Parker then goes on to “elucidate” that, “It would be nice to think that everything goes as patients intend, but we can safely assume that when human error collides with bureaucratic efficiency, nightmarish enforcement scenarios could ensue. Likelihoods morph into certainties when, as this bill sets out, primary-care physicians aren’t necessarily involved in the consultations. As proposed, a variety of health-care practitioners would do.” So allow me to elucidate her “elucidation.” We can safely assume that because of bureaucrats a nightmarish scenario will certainly ensue because health care practitioners aren’t involved in the decision making process. So what we’ve got now is the logical equivalent of a death panel, just dressed up in prettier language. The problem though is that her possibility that turns to inevitability isn’t even a possibility. It’s all built on the false premise that what this legislation is about is the balance of social needs versus personal needs. All this legislation does is allow people the opportunity to legally say, when they are able to, what should happen to them. Period. There’s nothing, no hint that “bureaucrats” can override your decision. The variety of health care practitioners are just that, health care practitioners. And they are counseling you on end of life services, not making determinations for you, and certainly not overriding decisions made by you.

Building upon her now wholly fallacious argument Parker goes on to add outright law to fallacy. “Not least, the bill is an enabling document that leaves great discretion to the secretary of health and human services to develop guidelines that ultimately could change the character of what seems to be offered.” Where does it say that? Nowhere. One has to wonder, if this is the case, why haven’t you quoted from the actual bill anywhere in your piece? She then goes on to suggest that if patients don’t participate in end of life consultations there could be penalties attached!
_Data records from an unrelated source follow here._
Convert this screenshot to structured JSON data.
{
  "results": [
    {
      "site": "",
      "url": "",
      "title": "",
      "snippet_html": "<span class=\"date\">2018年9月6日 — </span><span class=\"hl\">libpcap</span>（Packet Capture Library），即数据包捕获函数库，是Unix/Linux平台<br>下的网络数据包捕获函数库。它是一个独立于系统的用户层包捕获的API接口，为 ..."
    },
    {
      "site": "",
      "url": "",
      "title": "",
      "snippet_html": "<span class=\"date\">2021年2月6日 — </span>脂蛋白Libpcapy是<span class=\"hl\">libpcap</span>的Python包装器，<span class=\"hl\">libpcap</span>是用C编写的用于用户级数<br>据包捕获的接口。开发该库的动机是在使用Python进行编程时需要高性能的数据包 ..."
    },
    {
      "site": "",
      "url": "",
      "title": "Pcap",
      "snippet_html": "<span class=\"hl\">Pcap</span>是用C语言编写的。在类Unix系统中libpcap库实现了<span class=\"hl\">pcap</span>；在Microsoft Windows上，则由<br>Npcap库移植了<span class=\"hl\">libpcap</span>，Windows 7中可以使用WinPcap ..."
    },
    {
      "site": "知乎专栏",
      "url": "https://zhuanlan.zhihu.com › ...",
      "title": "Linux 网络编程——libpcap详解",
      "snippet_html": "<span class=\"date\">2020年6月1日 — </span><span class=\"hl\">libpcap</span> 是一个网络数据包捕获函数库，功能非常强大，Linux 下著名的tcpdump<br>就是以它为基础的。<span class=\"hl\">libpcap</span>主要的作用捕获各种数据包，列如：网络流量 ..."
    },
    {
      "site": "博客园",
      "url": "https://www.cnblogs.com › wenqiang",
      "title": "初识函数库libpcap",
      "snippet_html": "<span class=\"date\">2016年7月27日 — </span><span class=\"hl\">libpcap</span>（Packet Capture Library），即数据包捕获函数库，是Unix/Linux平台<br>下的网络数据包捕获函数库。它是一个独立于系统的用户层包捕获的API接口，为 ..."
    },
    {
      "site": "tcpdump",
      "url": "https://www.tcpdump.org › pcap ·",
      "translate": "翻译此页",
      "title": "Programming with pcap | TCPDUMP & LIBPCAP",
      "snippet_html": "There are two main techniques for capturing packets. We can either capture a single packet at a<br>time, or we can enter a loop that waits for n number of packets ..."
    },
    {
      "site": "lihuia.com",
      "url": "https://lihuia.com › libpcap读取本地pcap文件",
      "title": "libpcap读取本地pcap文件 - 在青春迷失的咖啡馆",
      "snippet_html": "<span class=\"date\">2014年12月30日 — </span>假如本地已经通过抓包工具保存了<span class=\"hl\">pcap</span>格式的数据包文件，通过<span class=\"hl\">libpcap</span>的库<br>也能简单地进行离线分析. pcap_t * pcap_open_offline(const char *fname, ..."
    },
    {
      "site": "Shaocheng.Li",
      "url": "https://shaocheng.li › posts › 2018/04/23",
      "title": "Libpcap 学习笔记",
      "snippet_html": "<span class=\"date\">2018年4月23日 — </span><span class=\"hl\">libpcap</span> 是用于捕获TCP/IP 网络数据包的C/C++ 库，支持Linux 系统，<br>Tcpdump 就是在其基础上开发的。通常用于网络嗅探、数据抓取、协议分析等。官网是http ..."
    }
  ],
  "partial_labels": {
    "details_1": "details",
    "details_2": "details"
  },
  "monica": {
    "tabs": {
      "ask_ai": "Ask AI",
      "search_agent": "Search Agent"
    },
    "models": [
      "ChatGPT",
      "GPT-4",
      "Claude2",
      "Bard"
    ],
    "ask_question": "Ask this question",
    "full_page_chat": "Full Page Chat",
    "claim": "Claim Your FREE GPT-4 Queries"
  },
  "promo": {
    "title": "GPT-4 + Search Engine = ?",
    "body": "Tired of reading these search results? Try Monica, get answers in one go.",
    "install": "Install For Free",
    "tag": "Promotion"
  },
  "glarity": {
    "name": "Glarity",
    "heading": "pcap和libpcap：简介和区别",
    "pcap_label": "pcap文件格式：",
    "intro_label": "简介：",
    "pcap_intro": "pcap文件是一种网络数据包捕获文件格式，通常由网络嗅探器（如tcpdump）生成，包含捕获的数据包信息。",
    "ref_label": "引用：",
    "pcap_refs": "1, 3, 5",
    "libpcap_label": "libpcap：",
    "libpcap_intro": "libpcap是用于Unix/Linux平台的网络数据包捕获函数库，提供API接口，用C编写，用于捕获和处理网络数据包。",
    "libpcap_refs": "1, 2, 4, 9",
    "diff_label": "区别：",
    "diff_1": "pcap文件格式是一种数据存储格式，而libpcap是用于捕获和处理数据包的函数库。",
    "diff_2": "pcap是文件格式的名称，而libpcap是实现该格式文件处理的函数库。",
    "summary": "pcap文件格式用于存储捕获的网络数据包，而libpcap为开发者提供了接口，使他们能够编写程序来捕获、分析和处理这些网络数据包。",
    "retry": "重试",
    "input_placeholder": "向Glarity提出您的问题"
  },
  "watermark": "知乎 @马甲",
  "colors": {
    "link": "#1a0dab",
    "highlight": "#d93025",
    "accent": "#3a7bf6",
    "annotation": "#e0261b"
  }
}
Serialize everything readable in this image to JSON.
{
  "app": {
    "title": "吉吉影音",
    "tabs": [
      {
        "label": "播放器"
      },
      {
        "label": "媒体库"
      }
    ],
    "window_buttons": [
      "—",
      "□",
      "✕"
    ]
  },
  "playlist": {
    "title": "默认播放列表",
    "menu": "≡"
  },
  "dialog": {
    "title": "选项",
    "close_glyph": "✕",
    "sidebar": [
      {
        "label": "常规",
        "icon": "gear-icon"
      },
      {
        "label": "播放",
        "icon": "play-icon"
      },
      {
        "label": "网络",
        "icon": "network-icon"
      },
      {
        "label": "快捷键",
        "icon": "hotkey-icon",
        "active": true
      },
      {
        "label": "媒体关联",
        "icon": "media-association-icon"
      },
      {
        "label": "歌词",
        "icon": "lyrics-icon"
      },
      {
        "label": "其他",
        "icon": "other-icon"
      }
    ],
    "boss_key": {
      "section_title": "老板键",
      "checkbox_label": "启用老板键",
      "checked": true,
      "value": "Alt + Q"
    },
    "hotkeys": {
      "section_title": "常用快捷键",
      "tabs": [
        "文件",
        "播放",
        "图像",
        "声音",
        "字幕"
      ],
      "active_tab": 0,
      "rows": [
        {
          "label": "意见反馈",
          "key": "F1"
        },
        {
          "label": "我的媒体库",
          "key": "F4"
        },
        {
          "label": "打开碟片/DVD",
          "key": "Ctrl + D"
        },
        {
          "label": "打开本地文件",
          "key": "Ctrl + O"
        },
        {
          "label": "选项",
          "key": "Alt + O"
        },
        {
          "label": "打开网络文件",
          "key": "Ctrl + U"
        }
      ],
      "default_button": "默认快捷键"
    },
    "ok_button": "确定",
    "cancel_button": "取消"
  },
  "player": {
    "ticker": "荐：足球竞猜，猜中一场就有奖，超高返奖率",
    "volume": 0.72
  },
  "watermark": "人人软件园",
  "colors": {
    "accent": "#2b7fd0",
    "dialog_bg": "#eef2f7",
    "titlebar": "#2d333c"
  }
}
This is complete fiction! There’s nothing to suggest that anywhere in the bill.

She finally concludes that everything would be settled if there were simply language indicating that it was not mandatory. What Parker doesn’t acknowledge though is that there is nothing in the bill that says it is mandatory. In fact the bill only says that end of life consultations will be paid for, not mandated. There’s nothing in the language that even remotely suggests that this is mandatory. The great irony of this debate is that the intention of the bill is the exact opposite of what it’s being portrayed as. The intent is simple, you, and you alone should be able to make the decision about what happens to you. It is fair and reasonable that you should be able to have a discussion with a physician in reaching this decision, and that discussion is going to cost money. All this bill does is say that discussion is going to get paid for. All it does is say that not having the money shouldn’t preclude you from being able to make this decision. It is patently wrong to describe it as anything else, or to suggest that nefarious forces, or well meaning, but ill fated forces are going to result in your early demise against your wishes. So, Kathleen Parker, you can dress it up in prettier language, but your argument is built on the same premise, and it remains just as much hyperbole as the argument you condemn.